Awasi Coktas di Kecamatan Tanjung Priok, Nur Hamidah: Data Pemilih Bukan Sekadar Angka

Pengawasan Coktas Tanjung Priok, 17 September

Nur Hamidah Anggota Bawaslu Kota Jakarta Utara beserta Staf Bawaslu Kota Jakarta Utara Awasi Coktas PDPB, di Kecamatan Tanjung Priok, Kamis (17/September/2026).

Jakarta, Badan Pengawas Pemilu Kota Jakarta Utara - Perubahan data kependudukan merupakan bagian dari dinamika kehidupan masyarakat. Karena itu, daftar pemilih perlu terus diperbarui agar tetap menggambarkan kondisi warga yang sebenarnya. Semangat tersebut menjadi bagian dari pengawasan Bawaslu Kota Administrasi Jakarta Utara dalam pelaksanaan Pencocokan dan Penelitian Terbatas (Coktas) Pemutakhiran Data Pemilih Berkelanjutan (PDPB) di Kecamatan Tanjung Priok, Kamis (17/9/2026).

Pengawasan dilakukan oleh Nur Hamidah Anggota Bawaslu Kota Jakarta Utara Nur Hamidah bersama staf pendamping. Dalam kegiatan tersebut, Bawaslu memastikan proses pencocokan dan penelitian berjalan sesuai ketentuan serta data yang diperiksa dapat dikonfirmasi dengan kondisi faktual di lapangan.

Coktas pada triwulan ini menyasar data pemilih yang masuk kategori Tidak Memenuhi Syarat (TMS), di antaranya pemilih yang telah meninggal dunia, berstatus TNI/Polri, serta pemilih nonaktif.

Bagi masyarakat, pemutakhiran seperti ini memiliki manfaat yang langsung terasa. Ketika data pemilih diperiksa dan diperbarui secara berkala, warga memiliki kepastian bahwa data dirinya dalam daftar pemilih tetap sesuai dengan kondisi terkini. Di sisi lain, data yang sudah tidak memenuhi syarat dapat ditindaklanjuti sehingga tidak terus tercatat dalam daftar pemilih.

Hamidah menilai ketelitian dalam pemutakhiran data menjadi salah satu bagian penting dalam menjaga kualitas penyelenggaraan pemilu.

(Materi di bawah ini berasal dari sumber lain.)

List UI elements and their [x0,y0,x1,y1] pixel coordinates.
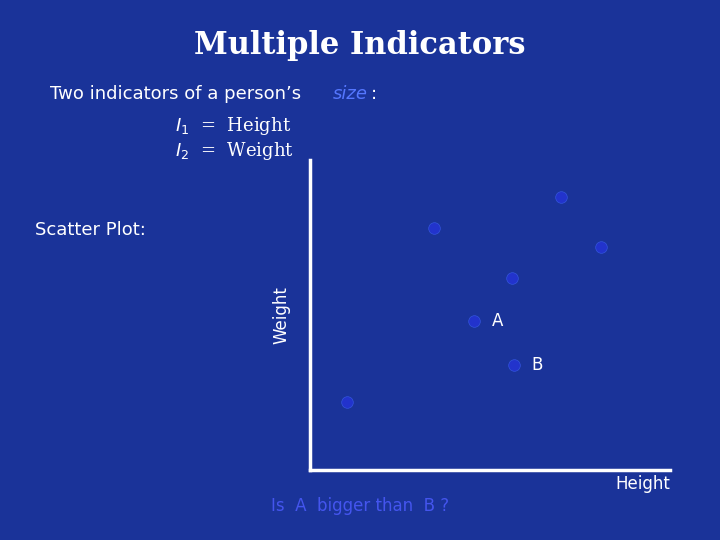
Text: B: B [532,356,543,374]
Text: A: A [492,312,503,330]
Point [509,360,521,369]
Text: Is  A  bigger than  B ?: Is A bigger than B ? [271,497,449,515]
Point [342,397,354,406]
Point [506,273,518,282]
Text: Two indicators of a person’s: Two indicators of a person’s [50,85,301,103]
Point [595,242,607,251]
Text: Scatter Plot:: Scatter Plot: [35,221,146,239]
Point [428,224,440,233]
Text: Weight: Weight [272,286,290,344]
Text: Multiple Indicators: Multiple Indicators [194,30,526,61]
Text: :: : [371,85,377,103]
Text: size: size [333,85,368,103]
Text: $I_1$  =  Height: $I_1$ = Height [175,115,291,137]
Point [469,317,480,326]
Text: Height: Height [615,475,670,493]
Text: $I_2$  =  Weight: $I_2$ = Weight [175,140,294,162]
Point [555,193,567,201]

“Setiap perubahan yang terjadi pada data pemilih perlu mendapat perhatian. Karena itu, pengawasan Coktas kami lakukan untuk memastikan data yang ada benar-benar sesuai dengan kondisi faktual. Harapannya, masyarakat mendapatkan kepastian mengenai statusnya sebagai pemilih dan daftar pemilih yang dihasilkan semakin akurat,” ujar Hamidah.

Pengawasan tersebut sekaligus menjadi langkah pencegahan untuk meminimalkan potensi persoalan data pemilih pada tahapan pemilu mendatang. Bawaslu memastikan proses pemutakhiran tidak berhenti pada pencatatan administratif, tetapi dilakukan dengan memperhatikan fakta dan perubahan yang terjadi di tengah masyarakat.

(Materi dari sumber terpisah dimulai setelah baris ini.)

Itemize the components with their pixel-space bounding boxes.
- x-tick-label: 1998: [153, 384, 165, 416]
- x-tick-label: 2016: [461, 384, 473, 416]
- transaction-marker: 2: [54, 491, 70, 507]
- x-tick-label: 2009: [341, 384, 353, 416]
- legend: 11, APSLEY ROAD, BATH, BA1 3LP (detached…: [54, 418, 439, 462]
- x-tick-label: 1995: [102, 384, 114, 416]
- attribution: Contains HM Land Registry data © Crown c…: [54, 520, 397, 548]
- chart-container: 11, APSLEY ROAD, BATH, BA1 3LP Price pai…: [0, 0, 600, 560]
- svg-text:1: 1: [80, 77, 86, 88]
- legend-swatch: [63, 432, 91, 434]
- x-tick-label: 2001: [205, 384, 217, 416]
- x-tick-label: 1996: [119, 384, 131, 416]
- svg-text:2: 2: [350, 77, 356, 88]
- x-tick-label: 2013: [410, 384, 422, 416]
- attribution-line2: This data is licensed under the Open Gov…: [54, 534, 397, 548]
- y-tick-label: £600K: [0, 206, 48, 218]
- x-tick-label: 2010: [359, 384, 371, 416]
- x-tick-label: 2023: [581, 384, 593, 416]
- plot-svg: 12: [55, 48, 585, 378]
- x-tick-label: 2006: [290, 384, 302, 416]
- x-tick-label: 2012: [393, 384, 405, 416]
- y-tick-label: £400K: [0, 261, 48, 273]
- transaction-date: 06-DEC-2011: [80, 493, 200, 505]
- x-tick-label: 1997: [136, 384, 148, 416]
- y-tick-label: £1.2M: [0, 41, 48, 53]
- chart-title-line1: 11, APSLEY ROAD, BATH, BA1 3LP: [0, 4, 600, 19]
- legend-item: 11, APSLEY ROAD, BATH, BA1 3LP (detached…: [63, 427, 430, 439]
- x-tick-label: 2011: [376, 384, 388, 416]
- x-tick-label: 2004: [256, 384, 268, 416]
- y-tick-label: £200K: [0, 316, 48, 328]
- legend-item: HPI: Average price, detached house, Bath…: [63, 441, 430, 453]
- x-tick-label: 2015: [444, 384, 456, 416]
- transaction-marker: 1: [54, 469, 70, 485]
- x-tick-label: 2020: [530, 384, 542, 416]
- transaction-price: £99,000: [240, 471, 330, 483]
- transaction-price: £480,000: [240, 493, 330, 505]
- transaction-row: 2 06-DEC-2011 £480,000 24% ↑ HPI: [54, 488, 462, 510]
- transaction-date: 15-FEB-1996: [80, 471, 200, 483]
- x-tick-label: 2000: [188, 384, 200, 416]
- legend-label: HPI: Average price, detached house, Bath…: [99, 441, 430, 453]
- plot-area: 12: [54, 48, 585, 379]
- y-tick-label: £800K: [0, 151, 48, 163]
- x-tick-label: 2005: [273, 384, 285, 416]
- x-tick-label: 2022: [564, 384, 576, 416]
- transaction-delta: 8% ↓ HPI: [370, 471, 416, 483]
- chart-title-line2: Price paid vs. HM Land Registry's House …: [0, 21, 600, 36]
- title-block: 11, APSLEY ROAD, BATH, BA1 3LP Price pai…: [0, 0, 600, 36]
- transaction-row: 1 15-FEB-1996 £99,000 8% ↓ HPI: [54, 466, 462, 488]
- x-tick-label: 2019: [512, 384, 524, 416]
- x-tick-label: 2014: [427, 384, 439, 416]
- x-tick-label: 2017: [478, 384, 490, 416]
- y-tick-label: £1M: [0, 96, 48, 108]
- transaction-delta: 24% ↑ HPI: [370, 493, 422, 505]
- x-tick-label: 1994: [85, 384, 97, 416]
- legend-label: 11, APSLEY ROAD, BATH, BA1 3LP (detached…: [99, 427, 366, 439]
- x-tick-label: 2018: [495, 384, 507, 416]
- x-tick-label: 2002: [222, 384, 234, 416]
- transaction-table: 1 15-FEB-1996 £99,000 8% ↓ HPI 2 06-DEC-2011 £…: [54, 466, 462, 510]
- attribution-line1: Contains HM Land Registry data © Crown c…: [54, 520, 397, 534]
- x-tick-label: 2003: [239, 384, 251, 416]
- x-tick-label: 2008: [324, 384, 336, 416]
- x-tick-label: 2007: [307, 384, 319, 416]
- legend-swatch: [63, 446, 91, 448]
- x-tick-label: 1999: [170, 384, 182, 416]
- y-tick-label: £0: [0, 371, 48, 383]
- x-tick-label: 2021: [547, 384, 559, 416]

Melalui pengawasan PDPB di Kecamatan Tanjung Priok, Bawaslu Kota Jakarta Utara terus mendorong terwujudnya data pemilih yang akurat, mutakhir, dan dapat dipertanggungjawabkan.

Karena memastikan data tetap sesuai dengan kondisi warga hari ini merupakan bagian dari menjaga kepastian hak pilih masyarakat untuk masa yang akan datang.